Amidst the chaotic shouts that greeted the news, Tom heard the crossbowman rounding on Aldred Shakesby. "You jack-in-the-dirt! I told you we should have hauled the food inside the walls. You've ruined the whole caper!"

"Shut your mouth! Move!" Aldred clattered about for his sword. "All of you, up! Move!"

Tom slipped out into the courtyard, stealing through the shadows by the wall and through the rubble of the unfinished keep. He watched the brigands charge outside in a mob and thought he had completely escaped notice—but then he walked right into the path of the jailer rushing forth from his post in the tower.

"Hoy!" The jailer grabbed Tom by the shirt. "Where are you going? What are you sneaking about for?" He held his sword, a thick, saw-bladed thing that looked better suited to torture than to open battle.

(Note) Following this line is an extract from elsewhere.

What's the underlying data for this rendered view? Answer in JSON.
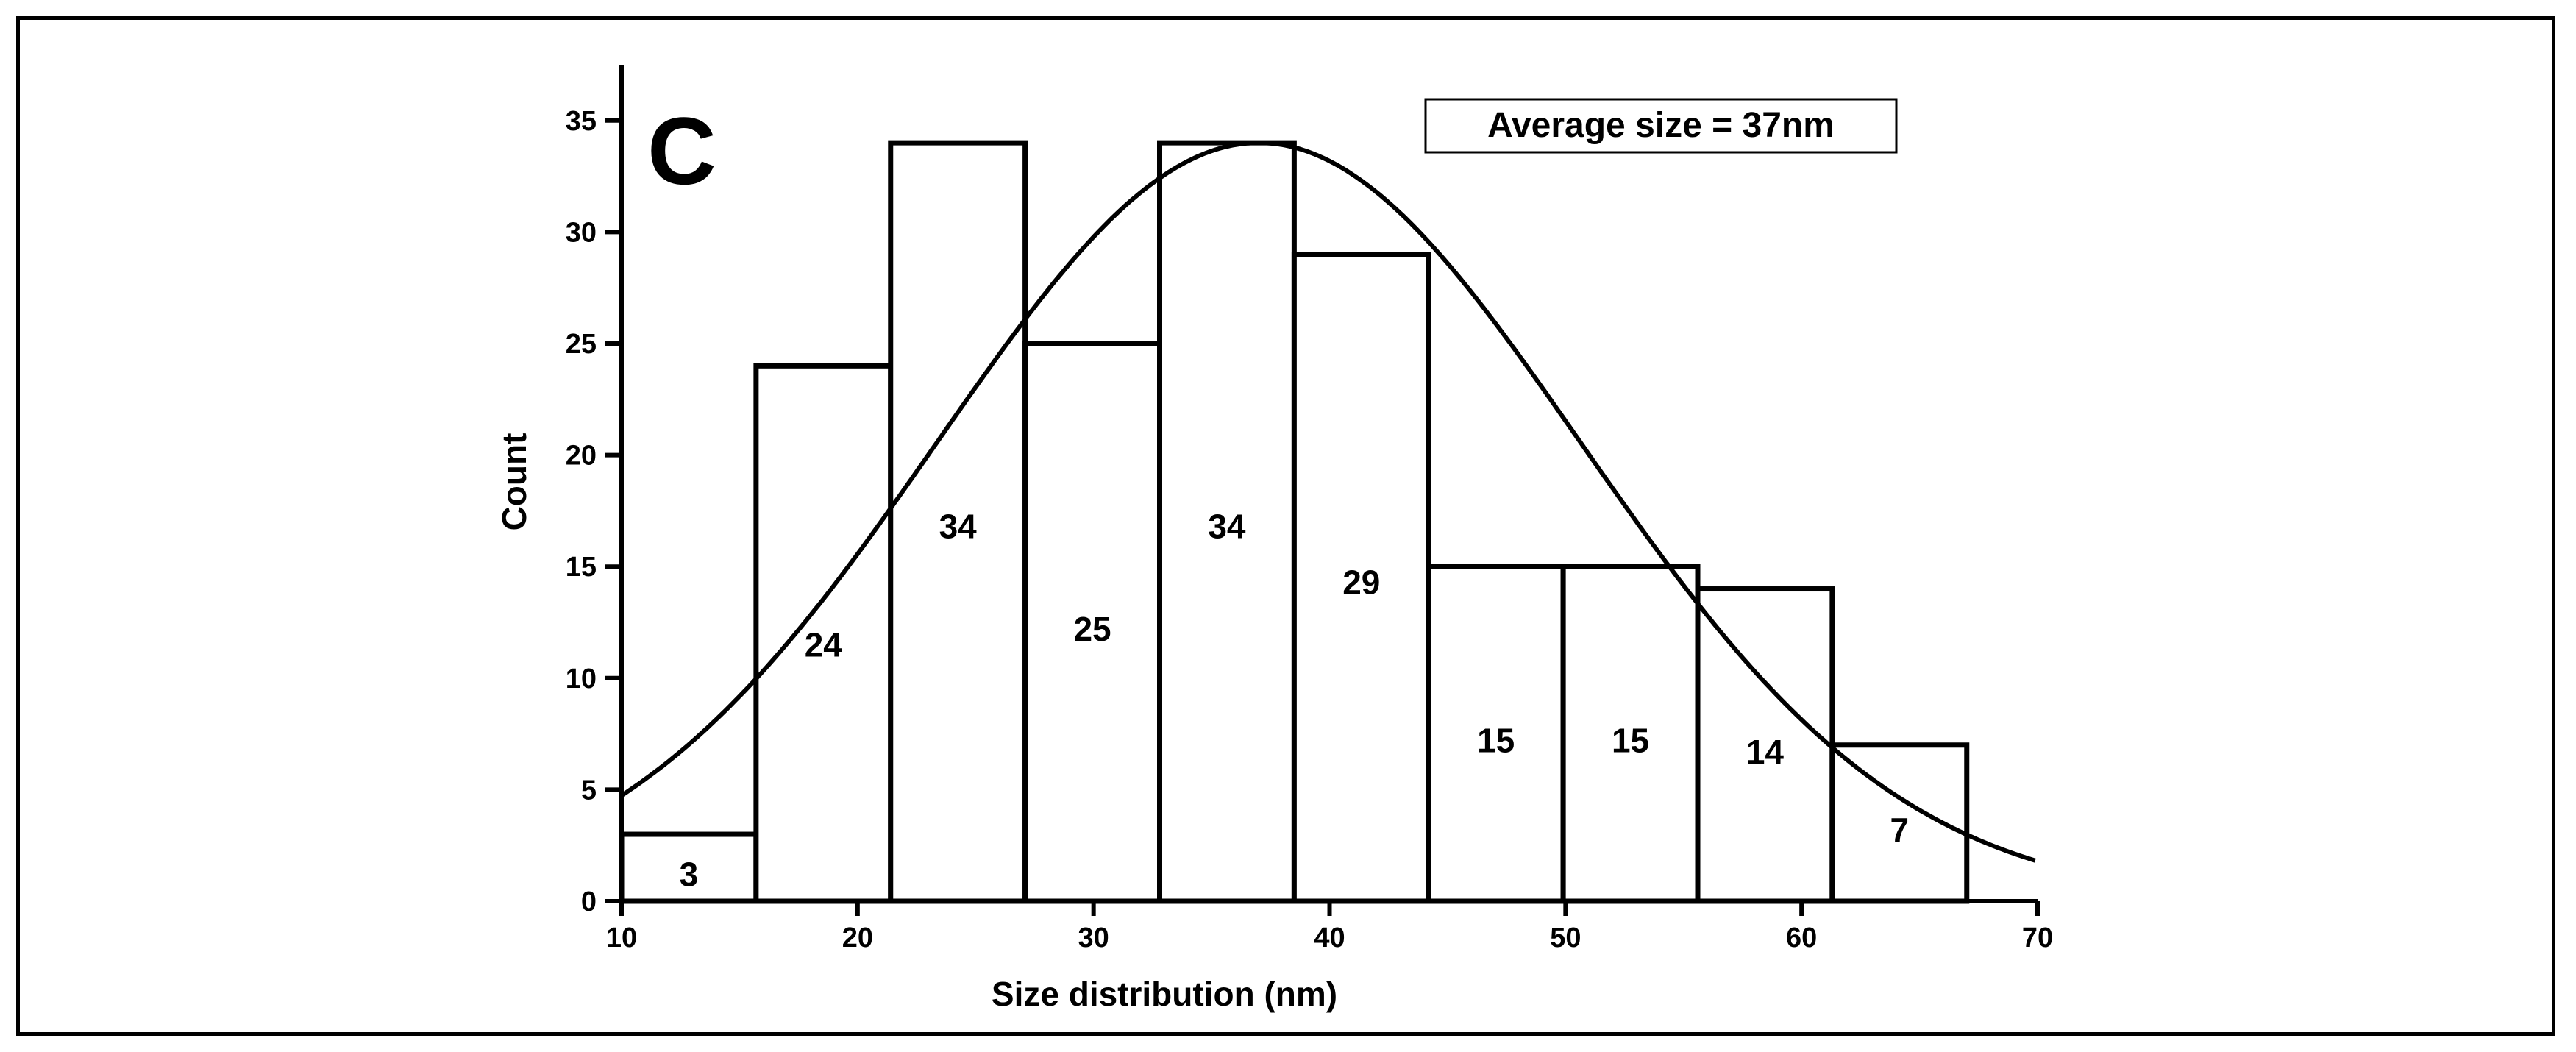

Tom made a face of horror, which was not so hard to do given the circumstances. "Fire, fire in the village!"

The jailer blanched to his stubbly jowls. "The food. All the food!" He let go of Tom and turned to yell. "Raise the gates! Raise the gates, we've got to get that fire out or we'll all starve!"

Tom slipped back into the shadows and ran crouching to the smithy, an open structure built without a north-facing wall. Shadows grew into shapes as he crept farther in: a stack of wood, a barrel, tongs, and then an anvil. He leaned around the anvil to peer into the courtyard, where a swelling mass of brigands collected by the raising gates.

"Half of you, stay behind to watch the walls!" Aldred barked himself hoarse beneath the gatehouse. "D'you hear me? No, don't all of you just—curse you all, listen to me! Get back here!" No one seemed to heed him. As soon as the inner gate had been winched above the height of a man's head, the brigands charged off in a mass through the gatehouse tunnel. The fat jailer was not at all the fastest of their number, but once he threw off his mail shirt, he managed to keep up with the pack, following his fellows through the gates and out of view.